The Clean Arctic - Vostok-77 expedition participants plan to read and decipher all icons of the Pomors’ calendar. Then, the scientists will compare them with modern climate observations, the expedition's press office told TASS.

The Pomors’ calendar is an outstanding example of Russian medieval science. The Pomors marked all the days of the year on a wooden or bone bar, making notches along its edges. They also marked holidays and annual astronomical and natural phenomena with special icons, the expedition's scientific director said.

According to the expedition participants, several dozen different Pomors’ calendars have been preserved. However, the scientists still can't understand some of their icons.

The scientists believe that a complete analysis of the Pomors' weather signs, calendar-related proverbs, and sayings may clarify the meaning of those icons.

The scientists emphasized that the Pomors were the most skilled meteorologists in the Arctic during the 17th – 19th centuries. The Mezen Pomors, who live in the northeast of the Arkhangelsk region, Russia, have preserved a lot of weather signs that worked from the 18th century through the 20th century. A team of experts will compare those signs with the current climatic situation.

Our task is to establish the most accurate timing of snowfall and melting, the beginning of ice drift on the Mezen River […]. These data are top important for comparing climate indicators and for making climate change models for the Arctic, the scientist said.
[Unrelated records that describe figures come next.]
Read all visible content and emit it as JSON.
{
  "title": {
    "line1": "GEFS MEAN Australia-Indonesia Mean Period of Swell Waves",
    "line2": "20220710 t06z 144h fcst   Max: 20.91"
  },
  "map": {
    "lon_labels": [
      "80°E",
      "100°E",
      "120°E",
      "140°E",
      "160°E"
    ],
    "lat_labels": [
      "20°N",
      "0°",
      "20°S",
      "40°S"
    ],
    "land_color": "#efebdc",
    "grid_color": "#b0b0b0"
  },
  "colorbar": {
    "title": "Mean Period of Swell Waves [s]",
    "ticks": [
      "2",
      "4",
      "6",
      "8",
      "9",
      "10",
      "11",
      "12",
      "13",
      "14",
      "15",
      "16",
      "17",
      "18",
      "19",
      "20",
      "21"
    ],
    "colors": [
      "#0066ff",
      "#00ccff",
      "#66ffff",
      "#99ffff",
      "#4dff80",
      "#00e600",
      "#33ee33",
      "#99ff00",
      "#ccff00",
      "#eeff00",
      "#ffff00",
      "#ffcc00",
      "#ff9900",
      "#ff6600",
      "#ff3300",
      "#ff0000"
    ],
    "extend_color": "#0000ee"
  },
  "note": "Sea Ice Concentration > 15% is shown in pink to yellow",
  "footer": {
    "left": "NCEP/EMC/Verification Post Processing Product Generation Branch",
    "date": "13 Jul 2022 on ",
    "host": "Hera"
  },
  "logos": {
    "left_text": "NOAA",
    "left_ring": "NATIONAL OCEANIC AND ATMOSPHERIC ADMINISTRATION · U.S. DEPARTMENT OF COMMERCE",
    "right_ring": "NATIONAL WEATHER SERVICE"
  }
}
About Clean Arctic - Vostok-77 expedition

The Clean Arctic - Vostok-77 expedition includes more than 700 representatives from 20 institutes of the Russian Academy of Sciences and higher education institutions as well as the Russian Geographical Society volunteers. It will last one year and end on the Kamchatka Peninsula. During the expedition, participants will conduct 200 studies on routes that will be as long as 12,000 km.